Property prices in New Zealand ticked higher last month, adding to the recent string of increases, which suggests the market has turned the corner.
According to CoreLogic NZ, home values rose 0.7 per cent in November, following October’s 0.4 per cent increase.
Property prices are now up 1.1 per cent over the past three months and are only down 4.5 per cent on an annual basis.
Values ended up falling 13.2 per cent from their peak, before starting their recovery in September – to remain down 12.3 per cent from their highs.
CoreLogic NZ Chief Property Economist, Kelvin Davidson said that around the main centres, signs of the emerging upturn were widespread in November.
He said Auckland, Hamilton, Tauranga, Wellington, and Christchurch all had monthly rises in the range of 0.7 per cent to 0.9 per cent, while Dunedin rose by a buoyant 1.9 per cent.
“It’s no real surprise to see the second monthly rise in house prices for this emerging cycle, given that mortgage rates have shown clearer signs of peaking in recent weeks,” Mr Davidson said.
“Despite some elevated volatility in global financial markets, the labour market is still relatively robust, and net migration inflows remain very high.
“However, the market hasn’t exactly soared away just yet.”
Mr Davison said while sales volumes had grown steadily in percentage terms, it’s from a low base so that hadn’t translated into a surge in the number of deals.
“With the flow of new listings ticking along, we’re seeing a flattening and perhaps even a slight lift, in properties on the market in recent weeks,” he said.
“That may take a little heat out of prices as buyers benefit from more choice and vendors contend with a subtle rise in competition.”
He also said credit conditions remained challenging for homebuyers.
“Even if mortgage rates don’t rise much further, or even dip a bit for the longer-term fixed rates, they’re still high – and serviceability testing remains a significant hurdle too,” Mr Davidson said.
“Loan-to-value ratio rules are quite a restraint on low-deposit lending as well, although first home buyers are certainly taking advantage of that speed limit where they can.”
Mr Davidson said the growth in property values in Auckland in November was fairly consistent across the sub-markets, with the North Shore up by a robust 1.8 per cent, but Rodney, Auckland City, and Waitakere in the more measured range of 0.7 per cent to 0.8 per cent.
“This month’s results serve as a further reminder that this upturn may not be all one-way traffic,” he said.

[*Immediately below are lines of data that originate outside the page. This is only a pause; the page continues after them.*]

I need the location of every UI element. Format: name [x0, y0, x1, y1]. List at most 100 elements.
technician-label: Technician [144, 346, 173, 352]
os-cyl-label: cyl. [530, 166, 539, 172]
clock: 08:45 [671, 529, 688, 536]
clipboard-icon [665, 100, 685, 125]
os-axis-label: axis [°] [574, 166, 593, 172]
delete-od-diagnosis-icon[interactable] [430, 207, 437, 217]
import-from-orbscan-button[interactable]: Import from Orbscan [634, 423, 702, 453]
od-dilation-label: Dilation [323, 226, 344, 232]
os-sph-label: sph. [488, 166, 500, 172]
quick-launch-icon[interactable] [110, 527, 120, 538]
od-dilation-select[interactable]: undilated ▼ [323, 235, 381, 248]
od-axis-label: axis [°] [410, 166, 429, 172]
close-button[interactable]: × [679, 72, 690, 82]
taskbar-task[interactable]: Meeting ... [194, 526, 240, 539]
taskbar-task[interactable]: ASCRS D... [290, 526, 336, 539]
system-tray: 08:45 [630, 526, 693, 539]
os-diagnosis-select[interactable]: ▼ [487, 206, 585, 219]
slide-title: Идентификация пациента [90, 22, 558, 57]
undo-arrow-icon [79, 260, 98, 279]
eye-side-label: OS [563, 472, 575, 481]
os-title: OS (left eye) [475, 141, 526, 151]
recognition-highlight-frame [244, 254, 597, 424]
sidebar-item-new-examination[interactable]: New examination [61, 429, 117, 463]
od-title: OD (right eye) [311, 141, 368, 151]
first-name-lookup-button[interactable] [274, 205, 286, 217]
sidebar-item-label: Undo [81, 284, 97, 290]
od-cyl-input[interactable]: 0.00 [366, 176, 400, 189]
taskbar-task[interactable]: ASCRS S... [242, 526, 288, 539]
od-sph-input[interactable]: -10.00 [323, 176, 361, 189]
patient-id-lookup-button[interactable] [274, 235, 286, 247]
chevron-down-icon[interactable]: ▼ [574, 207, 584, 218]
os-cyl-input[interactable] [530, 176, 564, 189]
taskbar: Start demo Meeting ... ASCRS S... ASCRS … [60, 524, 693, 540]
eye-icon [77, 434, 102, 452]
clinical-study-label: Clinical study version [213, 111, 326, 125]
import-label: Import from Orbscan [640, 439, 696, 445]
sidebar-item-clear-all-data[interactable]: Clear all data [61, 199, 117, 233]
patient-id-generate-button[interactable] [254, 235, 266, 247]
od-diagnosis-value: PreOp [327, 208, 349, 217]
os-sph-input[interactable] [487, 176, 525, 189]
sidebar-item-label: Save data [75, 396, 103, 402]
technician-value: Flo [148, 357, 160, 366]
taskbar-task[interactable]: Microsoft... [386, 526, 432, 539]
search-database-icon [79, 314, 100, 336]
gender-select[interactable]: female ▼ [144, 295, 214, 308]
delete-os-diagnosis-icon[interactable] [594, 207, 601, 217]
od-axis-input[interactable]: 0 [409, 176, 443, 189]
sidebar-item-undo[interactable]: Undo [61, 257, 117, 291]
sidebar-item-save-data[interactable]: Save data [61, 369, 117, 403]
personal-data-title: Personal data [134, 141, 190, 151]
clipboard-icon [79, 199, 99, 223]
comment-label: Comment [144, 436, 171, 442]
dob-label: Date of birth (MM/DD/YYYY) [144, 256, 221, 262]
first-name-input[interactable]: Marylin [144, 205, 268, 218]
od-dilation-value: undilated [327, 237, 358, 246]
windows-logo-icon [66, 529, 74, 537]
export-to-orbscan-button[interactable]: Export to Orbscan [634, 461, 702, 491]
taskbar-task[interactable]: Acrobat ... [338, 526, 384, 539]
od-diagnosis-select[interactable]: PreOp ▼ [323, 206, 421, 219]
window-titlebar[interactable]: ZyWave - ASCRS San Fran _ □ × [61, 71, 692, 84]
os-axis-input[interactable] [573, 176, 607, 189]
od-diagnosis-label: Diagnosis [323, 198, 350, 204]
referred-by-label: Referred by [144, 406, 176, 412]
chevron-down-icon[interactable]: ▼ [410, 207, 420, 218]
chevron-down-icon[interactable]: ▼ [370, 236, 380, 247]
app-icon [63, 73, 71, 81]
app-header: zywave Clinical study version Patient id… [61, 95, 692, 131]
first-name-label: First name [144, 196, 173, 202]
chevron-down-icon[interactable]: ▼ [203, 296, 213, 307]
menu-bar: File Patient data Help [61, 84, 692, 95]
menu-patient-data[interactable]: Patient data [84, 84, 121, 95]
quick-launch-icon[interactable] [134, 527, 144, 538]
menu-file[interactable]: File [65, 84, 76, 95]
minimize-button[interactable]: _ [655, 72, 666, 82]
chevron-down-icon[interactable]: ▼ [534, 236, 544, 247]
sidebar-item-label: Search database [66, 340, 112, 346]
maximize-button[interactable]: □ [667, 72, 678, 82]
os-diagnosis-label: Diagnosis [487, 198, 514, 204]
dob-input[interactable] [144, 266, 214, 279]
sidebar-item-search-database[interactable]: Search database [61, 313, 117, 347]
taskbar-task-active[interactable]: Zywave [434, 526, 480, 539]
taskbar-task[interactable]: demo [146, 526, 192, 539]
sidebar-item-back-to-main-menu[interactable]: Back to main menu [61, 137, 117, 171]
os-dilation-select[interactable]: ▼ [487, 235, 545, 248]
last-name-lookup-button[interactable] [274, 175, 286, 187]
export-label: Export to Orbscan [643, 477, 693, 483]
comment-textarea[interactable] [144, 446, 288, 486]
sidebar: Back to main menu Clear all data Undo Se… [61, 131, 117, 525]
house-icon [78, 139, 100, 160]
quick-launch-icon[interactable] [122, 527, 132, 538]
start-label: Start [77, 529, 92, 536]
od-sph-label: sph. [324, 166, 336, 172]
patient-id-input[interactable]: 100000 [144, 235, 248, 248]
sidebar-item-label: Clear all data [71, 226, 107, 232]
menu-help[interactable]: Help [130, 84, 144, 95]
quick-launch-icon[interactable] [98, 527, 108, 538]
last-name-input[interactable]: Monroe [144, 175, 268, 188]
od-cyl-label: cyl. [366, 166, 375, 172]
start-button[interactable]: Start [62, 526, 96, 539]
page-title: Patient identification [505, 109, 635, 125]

“The patchiness in property values by sub-region, even though wider market averages have started to turn around, could well remain a feature in the coming months, in Auckland and elsewhere too.”
“Housing affordability is still stretched in many parts of NZ, and ‘higher for longer’ mortgage rates won’t do anything to ease that pressure.”
Mr Davidson said Wellington was another key part of the country where property values dropped significantly during the downturn, but had also started to turn around relatively promptly.
“Lower Hutt and Porirua, for example, both saw average values rise by 1.5 per cent in November, with the latter’s figure now up by almost 5 per cent in the past three months,” he said.
Diversity in market conditions exists outside the main centres too, with Queenstown (3.2 per cent) and Gisborne (1.9 per cent) posting strong gains in November.
While Whangarei (down 0.9 per cent) and Rotorua (down 0.6 per cent) lagged behind, and Nelson and Invercargill were flat.
Mr Davidson said while values might keep rising, he expects growth to be patchy.
“This ‘recovery’ could remain fairly subdued by past standards, given that housing affordability is still problematic, mortgage rates in general aren’t set to fall materially, and caps on debt-to-income ratios are still on the cards for 2024,” he said.
“We should also never lose sight of the mortgage repricing process that is still going on for existing borrowers, as they face up to finally seeing the interest rate they’re paying reach prevailing market levels over the next six to nine months.”
He said as existing borrowers see their interest rates finally catch up to the higher cash rate, there might be more downward pressure on prices.
“I’m always conscious of the scope for housing activity and prices to move faster than anticipated, due to the emotional or human factor involved,” Mr Davidson said.
“But right now, it’s hard to see the market quickly shaking off the weight of high mortgage rates.”